Working with my coach has been one strategy for me to navigate change - at Sounding Board everyone gets access to a coach, myself included. I leveraged our sessions to get more proactive at thinking through and planning for what the next stage of growth was for the company, and what was needed in order for us to make that transition more successfully. This would include reviewing from an organizational level, a staffing level, strategic milestones, and what outcomes were critical. Then we would map that to areas of development for myself, as well as areas of focus and development for my team. It was really helpful to be able to have a thought partner to work through these constantly changing scenarios.

What advice do you have for women who are looking to become founders?

It’s no secret that women have been taught that to succeed, we have to fit into this box of what a leader should be, but both Lori and I would argue against this. Less than 3% of sole female-founded companies get access to and raise venture capital. Sounding Board is a part of that 3%, but when you look at who has invested in us, our leads are other women and non-traditional entrepreneurs. Instead of trying to fit inside the box to meet the biases of investors, we were fortunate enough to find investors with track records of supporting entrepreneurs like ourselves.

That doesn’t mean our growth has been without challenges. In the early days of fundraising we heard a lot of no’s. We had to learn how to tell our story in a compelling way while advocating why Sounding Board was the one to break through and solve the leadership development problem.


How has mentorship played a role in your career?

Mentorship has played a big role in my career, as well as sponsorship. I’ve been very fortunate to assemble a strong set of advisors around me, including founder/CEOs in my space such as David Blake (founder of Degreed), and other female founders who have navigated the same waters before me. Mentorship is especially helpful when it’s not just someone who you aspire to be, but also someone invested in your success. Finding and cultivating these relationships can be challenging.
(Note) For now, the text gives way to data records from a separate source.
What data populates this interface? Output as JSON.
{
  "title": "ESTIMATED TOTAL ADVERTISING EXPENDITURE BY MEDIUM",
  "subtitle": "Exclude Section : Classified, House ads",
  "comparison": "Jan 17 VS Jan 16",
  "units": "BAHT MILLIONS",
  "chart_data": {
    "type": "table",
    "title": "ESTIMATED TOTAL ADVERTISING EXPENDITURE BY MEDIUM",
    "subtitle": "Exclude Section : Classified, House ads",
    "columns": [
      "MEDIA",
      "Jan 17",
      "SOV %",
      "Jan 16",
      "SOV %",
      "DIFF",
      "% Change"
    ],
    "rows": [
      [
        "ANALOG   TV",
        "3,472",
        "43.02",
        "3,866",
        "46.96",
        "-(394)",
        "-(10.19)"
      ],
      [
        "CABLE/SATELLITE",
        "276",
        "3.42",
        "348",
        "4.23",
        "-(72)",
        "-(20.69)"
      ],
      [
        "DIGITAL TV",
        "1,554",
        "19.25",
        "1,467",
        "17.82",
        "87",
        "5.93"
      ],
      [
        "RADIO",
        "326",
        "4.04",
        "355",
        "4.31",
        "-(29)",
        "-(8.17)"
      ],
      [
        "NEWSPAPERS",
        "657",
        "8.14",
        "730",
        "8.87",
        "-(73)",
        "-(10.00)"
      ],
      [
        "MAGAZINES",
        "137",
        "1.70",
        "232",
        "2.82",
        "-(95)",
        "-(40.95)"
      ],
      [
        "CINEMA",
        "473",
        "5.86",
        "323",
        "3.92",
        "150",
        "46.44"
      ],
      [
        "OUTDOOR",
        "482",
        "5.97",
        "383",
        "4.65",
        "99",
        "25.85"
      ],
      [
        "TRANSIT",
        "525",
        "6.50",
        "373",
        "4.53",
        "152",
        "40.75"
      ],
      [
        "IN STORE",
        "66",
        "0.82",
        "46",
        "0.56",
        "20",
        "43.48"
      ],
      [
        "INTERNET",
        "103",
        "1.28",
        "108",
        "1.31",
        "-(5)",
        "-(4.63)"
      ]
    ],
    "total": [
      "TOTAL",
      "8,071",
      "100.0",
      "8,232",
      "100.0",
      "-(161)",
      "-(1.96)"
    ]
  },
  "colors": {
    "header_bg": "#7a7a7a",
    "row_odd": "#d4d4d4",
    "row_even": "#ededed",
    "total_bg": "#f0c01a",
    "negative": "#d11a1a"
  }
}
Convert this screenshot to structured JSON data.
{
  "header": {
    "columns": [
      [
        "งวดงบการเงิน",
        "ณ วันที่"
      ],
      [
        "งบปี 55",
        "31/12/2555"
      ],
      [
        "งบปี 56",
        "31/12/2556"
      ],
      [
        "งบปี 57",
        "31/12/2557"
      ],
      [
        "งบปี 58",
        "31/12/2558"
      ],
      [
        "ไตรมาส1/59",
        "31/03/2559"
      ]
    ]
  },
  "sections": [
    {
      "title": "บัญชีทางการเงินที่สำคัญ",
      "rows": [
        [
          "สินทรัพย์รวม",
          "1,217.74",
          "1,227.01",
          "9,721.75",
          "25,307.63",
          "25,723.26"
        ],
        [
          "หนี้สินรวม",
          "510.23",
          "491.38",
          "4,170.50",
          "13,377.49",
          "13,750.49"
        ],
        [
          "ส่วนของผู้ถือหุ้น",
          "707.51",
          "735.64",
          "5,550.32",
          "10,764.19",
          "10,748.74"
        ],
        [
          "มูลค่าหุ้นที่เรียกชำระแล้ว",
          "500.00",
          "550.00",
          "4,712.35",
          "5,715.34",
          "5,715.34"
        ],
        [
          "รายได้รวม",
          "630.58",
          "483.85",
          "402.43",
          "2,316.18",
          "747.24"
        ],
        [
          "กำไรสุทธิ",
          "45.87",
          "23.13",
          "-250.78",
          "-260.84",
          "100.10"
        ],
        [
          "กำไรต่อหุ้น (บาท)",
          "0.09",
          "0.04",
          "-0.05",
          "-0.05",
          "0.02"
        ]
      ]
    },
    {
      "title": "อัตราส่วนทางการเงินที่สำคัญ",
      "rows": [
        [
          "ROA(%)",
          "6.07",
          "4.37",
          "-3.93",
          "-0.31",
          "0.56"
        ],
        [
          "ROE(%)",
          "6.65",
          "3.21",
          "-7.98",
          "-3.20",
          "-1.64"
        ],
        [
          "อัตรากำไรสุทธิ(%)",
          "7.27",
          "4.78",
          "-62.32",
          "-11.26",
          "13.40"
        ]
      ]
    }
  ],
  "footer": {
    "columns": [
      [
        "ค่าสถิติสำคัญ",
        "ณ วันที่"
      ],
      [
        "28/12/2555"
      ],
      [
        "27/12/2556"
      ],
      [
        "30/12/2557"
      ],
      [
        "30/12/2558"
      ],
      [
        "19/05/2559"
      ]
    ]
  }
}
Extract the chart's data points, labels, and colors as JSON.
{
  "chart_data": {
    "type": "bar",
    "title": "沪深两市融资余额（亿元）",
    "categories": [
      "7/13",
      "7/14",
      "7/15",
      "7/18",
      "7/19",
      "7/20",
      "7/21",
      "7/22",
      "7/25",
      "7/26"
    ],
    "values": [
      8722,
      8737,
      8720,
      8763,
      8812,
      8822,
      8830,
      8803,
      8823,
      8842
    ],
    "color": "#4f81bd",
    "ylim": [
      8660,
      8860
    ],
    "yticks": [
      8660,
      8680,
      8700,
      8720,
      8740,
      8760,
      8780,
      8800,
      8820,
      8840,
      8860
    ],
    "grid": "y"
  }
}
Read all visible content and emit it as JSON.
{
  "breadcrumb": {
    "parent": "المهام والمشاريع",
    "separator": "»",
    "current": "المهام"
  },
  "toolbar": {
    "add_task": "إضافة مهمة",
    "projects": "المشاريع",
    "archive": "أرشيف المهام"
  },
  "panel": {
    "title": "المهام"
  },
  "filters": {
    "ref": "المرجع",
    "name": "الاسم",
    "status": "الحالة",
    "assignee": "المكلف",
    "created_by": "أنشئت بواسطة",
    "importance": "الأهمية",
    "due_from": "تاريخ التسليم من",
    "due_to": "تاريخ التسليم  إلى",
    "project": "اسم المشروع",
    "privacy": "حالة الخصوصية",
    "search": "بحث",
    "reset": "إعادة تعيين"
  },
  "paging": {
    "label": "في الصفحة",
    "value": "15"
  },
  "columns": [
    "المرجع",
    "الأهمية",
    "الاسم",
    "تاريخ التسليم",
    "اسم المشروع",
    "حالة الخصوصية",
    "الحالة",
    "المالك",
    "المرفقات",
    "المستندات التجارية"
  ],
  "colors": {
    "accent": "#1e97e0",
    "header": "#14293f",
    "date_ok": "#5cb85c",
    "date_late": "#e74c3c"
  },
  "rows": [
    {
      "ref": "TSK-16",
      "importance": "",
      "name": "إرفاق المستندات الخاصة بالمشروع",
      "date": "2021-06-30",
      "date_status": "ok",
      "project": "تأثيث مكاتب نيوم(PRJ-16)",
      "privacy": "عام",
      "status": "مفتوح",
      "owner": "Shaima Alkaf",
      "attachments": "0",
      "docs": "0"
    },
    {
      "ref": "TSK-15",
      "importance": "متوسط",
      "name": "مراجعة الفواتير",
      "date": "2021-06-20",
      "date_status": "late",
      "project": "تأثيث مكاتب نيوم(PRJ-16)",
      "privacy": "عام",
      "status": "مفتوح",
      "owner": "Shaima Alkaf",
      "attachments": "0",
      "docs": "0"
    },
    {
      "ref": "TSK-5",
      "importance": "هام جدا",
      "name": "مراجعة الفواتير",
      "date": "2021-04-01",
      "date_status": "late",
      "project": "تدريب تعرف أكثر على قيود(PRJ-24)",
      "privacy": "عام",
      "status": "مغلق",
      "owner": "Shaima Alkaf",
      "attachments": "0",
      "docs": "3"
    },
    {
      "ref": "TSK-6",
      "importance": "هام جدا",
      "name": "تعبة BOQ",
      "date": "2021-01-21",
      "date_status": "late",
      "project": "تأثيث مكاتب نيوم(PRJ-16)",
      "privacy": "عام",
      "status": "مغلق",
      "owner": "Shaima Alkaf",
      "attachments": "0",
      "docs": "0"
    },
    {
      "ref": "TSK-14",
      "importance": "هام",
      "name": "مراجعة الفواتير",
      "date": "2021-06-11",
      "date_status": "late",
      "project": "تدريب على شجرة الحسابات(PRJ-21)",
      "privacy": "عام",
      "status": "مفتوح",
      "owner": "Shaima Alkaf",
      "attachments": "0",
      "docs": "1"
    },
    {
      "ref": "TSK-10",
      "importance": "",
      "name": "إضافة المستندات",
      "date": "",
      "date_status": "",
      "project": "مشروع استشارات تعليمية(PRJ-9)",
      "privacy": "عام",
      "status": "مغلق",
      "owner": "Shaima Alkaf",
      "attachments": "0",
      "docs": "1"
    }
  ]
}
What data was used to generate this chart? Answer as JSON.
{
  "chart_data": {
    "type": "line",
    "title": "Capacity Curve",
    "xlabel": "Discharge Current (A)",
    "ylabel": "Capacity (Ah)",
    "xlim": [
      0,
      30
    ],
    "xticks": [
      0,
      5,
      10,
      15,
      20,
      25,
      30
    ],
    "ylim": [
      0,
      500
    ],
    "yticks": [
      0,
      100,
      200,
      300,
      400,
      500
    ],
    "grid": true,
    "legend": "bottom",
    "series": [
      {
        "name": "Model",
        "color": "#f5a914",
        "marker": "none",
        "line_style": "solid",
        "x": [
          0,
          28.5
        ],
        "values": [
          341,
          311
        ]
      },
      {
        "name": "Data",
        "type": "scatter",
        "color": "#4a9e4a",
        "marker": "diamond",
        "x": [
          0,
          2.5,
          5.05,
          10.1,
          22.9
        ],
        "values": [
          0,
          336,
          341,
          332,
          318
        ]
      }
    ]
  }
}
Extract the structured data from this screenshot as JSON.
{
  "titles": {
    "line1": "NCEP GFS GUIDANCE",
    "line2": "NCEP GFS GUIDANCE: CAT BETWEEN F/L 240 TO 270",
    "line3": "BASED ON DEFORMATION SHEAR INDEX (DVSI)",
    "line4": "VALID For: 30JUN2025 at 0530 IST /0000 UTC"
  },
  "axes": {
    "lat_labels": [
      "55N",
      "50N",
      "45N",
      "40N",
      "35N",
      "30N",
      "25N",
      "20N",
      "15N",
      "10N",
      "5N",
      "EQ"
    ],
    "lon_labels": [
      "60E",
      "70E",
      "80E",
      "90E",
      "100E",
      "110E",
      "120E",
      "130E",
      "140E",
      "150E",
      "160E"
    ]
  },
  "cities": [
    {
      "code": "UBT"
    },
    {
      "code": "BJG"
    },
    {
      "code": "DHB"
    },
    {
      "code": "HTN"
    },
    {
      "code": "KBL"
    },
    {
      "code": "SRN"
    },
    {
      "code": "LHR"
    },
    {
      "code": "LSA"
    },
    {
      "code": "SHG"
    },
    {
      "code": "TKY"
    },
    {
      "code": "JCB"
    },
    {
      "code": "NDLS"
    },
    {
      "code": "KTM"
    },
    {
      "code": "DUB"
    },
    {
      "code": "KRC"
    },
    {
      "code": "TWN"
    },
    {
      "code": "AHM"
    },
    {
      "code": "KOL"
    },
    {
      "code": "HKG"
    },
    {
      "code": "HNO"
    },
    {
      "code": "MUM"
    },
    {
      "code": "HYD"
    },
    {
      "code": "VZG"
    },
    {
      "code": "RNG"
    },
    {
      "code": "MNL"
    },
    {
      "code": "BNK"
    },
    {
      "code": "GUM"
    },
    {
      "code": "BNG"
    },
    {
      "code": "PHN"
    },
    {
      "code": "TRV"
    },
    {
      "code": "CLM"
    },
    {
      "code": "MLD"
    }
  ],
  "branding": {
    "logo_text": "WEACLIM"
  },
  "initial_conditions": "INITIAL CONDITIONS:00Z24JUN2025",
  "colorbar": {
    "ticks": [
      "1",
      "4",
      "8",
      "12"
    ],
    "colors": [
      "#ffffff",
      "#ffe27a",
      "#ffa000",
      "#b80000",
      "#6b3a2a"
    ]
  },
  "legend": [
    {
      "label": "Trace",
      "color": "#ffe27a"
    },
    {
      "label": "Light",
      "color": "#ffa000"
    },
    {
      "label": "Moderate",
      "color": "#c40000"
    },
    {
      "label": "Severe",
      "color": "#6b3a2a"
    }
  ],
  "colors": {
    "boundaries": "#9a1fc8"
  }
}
We are actually trying to solve this issue at scale at Sounding Board - by examining how to best match someone with a mentor so that the relationship can be a deeper one. Another additional approach I’ve taken is to build a broader bench of mentors. This puts less pressure on expecting one individual to do it all and also broadens the perspectives I get exposed to. 

Who are women you admire right now?

My cofounder Lori Mazan! She was my coach and is a superwoman at Sounding Board. We really focus on partnering to build the business and I don’t know how I could do this without her. On top of running the company together, she is releasing her first book in October! The book, Leadership Revolution, really lays out Sounding Board’s philosophy around leadership development and outlines how companies, managers, and HR professionals can shape the dynamic leaders needed in today’s uncertain world. I can’t imagine writing a book on top of everything else she did this last year. 

What’s one thing you cannot live without?

Competitive sports! I play volleyball and pickleball to keep active and as a stress reliever. I love that I get to combine my love for competing and also fitness and staying active. 

What’s one trend that is coming that you can’t stop thinking about?

AI is already here, but we’re just starting to test its limits. While Sounding Board will never replace human coaches with AI — we unequivocally believe in people-to-people development — we are thinking of meaningful ways to take advantage of AI, from marketing to product development, while critically evaluating its potential pitfalls. While AI cannot replace the value of human interactions, it can augment and enhance them, helping to create dynamic leaders more efficiently. We’re using AI to streamline and improve coach matching, tracking coach capacity, and scheduling. And we’re working on ways to utilize AI for greater personalization for goal and leadership style recommendations, as well as ROI predictions for stakeholders.